Now, a Superior Court judge in El Dorado County has overturned Davis's guilty conviction, based on new DNA evidence that surfaced from work by the Northern California Innocence Project at Santa Clara Law School.
The case involved a brutal attack that left 54-year-old Jane Hylton dead. Her body was found with multiple stab wounds and a bite mark on her shoulder. She was on a bed inside Davis's family home where Davis, then 20 years old, had been staying with his mother, his girlfriend, Hylton and her 13-year-old daughter.
The Mountain Democrat newspaper in Placerville had been covering the 1985 case and went to the crime scene the day after the murder. The newspaper reporter said Davis's girlfriend Constance Dahl, then 19-years-old, escorted the reporter through the house. The reporter took a photo of a bloody handprint on a wall of a bedroom.
"The case went cold for 14 years with no leads," said Melissa O'Connell of the Northern California Innocence Project at Santa Clara University School of Law, who helped get Davis's conviction overturned.
O'Connell says in 1999, law enforcement officers visited Davis's girlfriend Connie Dahl in an Oregon prison and got her to confess that she had bitten the victim on the shoulder while helping Davis with the murder 20 years before.
"We were concerned with the methods of the interrogation that were used," said O'Connell who added that the officers were the ones who told Dahl of the bite marks.
O'Connell says Dahl's testimony led to Davis being tried and convicted in 2005. Davis maintained his innocence during more than a decade behind bars.
"At the time of trial, the laboratory that was doing forensic testing in the case was unable to test for the saliva or any foreign DNA on the nightgown, because the nightgown was sadly soaked in the victim's blood," said O'Connell.
So the Innocence Project took up the case and asked the El Dorado County District Attorney to allow a test on the victim's nightgown, using modern DNA technology.
Those results at the Sacramento DA's crime lab changed everything, according to O'Connell, because saliva DNA was found.
"It came back to an unknown man, so not only was Ricky Davis excluded, but Connie, the main witness Ms. Dahl was also excluded," said O'Connell.
O'Connell says more DNA testing showed the same unknown male's DNA under the victim's fingernails.

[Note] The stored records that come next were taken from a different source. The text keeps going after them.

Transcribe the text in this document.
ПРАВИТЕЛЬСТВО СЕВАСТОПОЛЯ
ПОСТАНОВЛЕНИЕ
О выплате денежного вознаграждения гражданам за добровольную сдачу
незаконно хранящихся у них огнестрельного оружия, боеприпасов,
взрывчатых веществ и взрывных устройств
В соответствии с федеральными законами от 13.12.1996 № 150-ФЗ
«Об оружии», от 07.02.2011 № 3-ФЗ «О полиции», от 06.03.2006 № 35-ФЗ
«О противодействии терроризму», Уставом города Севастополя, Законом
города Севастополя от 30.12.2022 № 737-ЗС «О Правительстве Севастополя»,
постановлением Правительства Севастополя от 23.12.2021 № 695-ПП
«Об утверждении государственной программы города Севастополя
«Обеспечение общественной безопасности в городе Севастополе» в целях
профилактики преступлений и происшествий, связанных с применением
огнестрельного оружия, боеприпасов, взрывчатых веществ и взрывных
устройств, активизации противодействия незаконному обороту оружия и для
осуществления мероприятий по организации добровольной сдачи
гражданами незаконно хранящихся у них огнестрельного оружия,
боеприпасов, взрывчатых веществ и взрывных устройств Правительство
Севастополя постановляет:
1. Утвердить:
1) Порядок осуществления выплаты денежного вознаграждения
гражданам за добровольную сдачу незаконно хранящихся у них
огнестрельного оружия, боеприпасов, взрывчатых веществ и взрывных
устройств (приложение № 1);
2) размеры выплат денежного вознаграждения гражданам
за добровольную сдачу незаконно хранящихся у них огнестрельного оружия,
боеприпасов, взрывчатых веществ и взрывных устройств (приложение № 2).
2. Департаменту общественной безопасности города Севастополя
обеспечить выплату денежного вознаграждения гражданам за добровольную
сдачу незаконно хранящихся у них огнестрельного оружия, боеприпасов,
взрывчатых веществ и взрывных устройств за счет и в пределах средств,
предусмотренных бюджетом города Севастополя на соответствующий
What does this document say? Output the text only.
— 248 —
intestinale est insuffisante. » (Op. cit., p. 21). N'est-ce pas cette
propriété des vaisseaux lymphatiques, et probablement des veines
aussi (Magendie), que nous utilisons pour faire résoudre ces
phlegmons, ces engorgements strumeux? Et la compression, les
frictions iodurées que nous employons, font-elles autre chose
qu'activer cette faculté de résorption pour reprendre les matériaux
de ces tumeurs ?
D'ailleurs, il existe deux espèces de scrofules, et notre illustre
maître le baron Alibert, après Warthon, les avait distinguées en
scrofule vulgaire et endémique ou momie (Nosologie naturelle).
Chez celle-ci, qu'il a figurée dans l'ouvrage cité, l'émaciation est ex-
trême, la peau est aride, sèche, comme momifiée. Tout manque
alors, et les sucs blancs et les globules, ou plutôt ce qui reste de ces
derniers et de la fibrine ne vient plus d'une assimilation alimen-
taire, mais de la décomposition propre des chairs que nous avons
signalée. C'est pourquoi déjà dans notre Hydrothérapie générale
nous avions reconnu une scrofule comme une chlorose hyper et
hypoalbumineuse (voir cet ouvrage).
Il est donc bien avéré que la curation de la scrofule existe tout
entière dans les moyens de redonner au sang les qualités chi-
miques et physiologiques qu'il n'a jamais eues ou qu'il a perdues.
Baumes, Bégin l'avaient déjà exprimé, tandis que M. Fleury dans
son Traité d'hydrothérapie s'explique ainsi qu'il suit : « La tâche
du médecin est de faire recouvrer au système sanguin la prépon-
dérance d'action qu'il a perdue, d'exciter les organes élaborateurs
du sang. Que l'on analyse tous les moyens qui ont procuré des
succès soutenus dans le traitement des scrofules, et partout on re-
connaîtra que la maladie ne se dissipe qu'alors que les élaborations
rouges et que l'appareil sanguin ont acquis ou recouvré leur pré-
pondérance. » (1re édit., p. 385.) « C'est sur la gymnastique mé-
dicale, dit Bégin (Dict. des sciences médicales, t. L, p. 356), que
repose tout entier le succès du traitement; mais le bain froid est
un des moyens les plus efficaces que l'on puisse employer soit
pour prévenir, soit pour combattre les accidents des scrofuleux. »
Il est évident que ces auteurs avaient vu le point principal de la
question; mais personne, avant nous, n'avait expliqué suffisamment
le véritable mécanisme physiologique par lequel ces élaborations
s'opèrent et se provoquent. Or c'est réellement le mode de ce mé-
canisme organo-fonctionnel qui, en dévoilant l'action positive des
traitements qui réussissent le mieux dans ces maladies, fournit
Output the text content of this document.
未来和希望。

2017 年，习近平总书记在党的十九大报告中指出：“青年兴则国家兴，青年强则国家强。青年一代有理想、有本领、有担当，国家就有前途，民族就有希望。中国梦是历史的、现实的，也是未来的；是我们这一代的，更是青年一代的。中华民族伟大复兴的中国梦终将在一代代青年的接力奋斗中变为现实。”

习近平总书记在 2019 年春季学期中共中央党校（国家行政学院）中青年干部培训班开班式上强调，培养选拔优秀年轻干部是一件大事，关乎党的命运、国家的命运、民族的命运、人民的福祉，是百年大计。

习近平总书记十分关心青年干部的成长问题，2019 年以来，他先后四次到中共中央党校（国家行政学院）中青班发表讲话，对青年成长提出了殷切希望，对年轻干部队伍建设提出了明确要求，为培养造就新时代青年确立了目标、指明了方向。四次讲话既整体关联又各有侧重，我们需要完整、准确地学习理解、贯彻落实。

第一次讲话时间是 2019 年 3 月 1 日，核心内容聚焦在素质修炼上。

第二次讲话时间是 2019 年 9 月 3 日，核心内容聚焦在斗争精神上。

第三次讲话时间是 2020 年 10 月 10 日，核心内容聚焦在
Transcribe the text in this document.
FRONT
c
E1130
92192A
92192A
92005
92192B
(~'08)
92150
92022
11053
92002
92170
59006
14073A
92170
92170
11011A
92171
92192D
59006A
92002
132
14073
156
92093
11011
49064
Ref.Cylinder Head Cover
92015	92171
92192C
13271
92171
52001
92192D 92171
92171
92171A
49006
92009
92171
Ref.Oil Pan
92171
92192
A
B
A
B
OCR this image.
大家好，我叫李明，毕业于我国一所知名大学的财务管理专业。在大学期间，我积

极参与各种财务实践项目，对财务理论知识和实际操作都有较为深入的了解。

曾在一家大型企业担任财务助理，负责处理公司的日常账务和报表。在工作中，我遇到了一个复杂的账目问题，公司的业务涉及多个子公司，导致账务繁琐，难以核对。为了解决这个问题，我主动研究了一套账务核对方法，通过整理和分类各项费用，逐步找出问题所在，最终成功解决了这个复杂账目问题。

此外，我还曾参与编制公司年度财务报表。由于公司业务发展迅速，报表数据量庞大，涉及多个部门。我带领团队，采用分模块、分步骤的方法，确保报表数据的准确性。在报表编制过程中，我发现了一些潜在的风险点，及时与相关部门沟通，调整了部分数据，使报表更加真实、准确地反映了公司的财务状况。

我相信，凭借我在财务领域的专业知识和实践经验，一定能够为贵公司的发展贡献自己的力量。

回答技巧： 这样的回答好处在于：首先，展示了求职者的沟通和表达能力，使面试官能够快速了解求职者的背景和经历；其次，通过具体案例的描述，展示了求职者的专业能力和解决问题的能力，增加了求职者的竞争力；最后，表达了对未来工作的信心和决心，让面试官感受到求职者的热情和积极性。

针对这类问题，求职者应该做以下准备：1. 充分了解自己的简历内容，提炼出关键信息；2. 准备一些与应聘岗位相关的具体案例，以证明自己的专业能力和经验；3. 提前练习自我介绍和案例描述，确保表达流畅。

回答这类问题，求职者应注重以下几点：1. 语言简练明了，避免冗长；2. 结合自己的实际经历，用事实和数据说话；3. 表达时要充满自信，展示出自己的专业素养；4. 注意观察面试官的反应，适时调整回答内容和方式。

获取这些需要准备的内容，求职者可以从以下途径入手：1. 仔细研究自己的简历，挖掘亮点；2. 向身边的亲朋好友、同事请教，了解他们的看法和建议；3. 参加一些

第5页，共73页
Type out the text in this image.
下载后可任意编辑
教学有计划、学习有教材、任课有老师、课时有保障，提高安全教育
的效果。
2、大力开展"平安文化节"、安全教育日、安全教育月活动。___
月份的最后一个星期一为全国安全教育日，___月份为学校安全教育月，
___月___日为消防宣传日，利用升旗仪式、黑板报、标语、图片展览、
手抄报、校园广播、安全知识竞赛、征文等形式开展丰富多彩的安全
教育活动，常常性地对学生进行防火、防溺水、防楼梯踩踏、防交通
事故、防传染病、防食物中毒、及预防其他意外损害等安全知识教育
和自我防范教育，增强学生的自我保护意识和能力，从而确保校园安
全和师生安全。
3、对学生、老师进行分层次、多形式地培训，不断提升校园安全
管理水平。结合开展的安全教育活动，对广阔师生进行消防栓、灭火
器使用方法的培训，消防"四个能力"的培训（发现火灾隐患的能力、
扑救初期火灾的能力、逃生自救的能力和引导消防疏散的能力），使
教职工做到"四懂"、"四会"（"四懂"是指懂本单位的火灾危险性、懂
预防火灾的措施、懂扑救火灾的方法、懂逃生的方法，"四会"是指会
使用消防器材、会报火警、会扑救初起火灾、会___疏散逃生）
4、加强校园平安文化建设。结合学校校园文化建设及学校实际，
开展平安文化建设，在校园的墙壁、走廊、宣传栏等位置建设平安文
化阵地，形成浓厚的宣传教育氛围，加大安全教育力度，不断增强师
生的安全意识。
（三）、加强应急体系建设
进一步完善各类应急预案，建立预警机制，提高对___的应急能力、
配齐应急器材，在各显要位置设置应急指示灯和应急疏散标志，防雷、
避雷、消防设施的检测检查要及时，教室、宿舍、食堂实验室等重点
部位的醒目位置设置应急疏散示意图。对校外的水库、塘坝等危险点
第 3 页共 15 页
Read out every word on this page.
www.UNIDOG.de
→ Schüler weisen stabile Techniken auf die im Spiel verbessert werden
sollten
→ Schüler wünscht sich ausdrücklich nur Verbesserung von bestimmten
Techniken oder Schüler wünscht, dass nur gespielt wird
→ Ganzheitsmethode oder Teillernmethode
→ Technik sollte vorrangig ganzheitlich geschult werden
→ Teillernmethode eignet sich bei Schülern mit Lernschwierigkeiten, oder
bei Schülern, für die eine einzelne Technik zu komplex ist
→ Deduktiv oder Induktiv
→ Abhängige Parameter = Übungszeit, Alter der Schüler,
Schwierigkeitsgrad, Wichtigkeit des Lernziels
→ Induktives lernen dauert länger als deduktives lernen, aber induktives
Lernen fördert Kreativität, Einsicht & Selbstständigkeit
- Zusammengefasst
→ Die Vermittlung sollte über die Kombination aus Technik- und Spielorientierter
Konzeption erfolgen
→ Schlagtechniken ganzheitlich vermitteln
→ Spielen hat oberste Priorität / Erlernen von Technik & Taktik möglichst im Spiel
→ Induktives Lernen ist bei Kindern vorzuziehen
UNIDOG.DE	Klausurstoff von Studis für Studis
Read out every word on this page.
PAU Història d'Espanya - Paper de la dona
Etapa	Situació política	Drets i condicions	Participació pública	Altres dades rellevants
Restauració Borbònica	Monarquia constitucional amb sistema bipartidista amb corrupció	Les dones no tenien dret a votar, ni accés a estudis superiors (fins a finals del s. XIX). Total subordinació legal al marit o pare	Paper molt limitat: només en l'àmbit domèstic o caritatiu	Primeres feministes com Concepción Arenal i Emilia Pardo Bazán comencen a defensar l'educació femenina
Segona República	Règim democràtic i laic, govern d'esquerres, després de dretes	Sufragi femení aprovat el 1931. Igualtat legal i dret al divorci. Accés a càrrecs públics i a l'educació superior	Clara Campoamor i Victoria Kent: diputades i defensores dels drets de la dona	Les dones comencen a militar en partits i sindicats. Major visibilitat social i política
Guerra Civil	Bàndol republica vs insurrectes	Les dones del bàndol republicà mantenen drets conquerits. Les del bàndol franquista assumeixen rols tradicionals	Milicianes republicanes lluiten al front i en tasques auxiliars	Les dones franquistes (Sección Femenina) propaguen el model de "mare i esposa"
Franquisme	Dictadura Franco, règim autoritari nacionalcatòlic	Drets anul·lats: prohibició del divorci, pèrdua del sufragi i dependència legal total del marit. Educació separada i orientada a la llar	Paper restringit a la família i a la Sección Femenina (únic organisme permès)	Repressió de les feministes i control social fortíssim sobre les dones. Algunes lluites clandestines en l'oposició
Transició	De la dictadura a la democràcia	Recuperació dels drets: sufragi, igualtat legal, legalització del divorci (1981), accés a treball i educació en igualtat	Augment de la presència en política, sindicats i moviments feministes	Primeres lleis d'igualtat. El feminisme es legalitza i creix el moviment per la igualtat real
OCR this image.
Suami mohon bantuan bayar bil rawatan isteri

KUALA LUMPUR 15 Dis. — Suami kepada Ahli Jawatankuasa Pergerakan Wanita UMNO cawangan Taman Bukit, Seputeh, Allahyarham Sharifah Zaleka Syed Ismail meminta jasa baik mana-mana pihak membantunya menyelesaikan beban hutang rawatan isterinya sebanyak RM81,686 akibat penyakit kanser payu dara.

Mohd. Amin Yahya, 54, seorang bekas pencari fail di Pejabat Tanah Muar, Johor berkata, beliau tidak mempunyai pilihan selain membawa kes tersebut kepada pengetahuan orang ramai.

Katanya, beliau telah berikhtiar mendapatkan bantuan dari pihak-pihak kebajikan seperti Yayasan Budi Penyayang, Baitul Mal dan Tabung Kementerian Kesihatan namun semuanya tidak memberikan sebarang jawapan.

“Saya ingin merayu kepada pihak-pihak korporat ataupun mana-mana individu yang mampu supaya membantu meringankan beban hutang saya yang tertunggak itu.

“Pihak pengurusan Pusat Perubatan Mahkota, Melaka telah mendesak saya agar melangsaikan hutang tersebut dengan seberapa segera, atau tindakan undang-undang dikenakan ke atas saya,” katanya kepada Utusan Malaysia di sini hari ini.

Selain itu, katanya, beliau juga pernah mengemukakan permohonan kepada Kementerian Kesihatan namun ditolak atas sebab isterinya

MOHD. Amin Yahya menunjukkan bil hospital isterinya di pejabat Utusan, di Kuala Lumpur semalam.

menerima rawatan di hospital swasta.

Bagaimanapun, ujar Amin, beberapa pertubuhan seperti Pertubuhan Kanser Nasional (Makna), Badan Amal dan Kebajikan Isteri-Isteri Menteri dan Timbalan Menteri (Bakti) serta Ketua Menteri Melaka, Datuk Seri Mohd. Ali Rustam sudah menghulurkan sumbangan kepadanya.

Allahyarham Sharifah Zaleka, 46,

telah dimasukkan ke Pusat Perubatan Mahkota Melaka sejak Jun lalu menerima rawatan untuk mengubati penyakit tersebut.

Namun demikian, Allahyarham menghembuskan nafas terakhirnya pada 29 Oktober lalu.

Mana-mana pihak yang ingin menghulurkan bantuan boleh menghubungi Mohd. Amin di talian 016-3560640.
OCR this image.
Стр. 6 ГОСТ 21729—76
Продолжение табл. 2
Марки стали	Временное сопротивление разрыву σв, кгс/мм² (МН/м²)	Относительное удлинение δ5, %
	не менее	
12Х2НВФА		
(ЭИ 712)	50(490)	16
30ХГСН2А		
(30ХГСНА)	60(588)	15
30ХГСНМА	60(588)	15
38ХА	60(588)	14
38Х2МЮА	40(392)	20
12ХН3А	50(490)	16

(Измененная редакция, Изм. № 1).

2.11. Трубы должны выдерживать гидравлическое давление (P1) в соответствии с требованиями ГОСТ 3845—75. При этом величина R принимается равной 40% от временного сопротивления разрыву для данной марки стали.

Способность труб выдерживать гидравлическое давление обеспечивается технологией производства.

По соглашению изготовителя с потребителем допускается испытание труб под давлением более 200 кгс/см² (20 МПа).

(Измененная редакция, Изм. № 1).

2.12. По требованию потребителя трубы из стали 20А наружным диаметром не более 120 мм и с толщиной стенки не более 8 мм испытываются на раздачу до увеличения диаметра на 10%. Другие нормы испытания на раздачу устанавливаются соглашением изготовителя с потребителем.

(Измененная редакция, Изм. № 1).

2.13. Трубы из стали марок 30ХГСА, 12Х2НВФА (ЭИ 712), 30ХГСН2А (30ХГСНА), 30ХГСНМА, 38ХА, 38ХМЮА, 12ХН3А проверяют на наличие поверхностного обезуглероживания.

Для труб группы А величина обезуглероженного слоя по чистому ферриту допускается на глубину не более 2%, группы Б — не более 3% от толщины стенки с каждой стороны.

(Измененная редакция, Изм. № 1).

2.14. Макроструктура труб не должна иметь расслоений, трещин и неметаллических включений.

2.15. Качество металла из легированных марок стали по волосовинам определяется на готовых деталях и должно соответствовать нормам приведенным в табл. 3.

On April 15th, a Superior Court judge overturned the conviction, but he did not declare Davis innocent.
Davis remains in prison while the El Dorado DA has 60 days to decide whether to retry the case.
The Innocence Project team says they empathize with the victim's family and the pain they might feel with this case being reopened.
O'Connell says, though, that justice must be done.
"The only person who benefits is the true perpetrator and there's no justice in the wrong person being convicted for that crime," said O'Connell.
O'Connell says the DNA samples have been submitted to state and federal databases, but so far there has been no match with the unknown man's DNA.
The judge has set the next hearing date for May 17th to decide on a trial date if the district attorney decides to proceed with a retrial.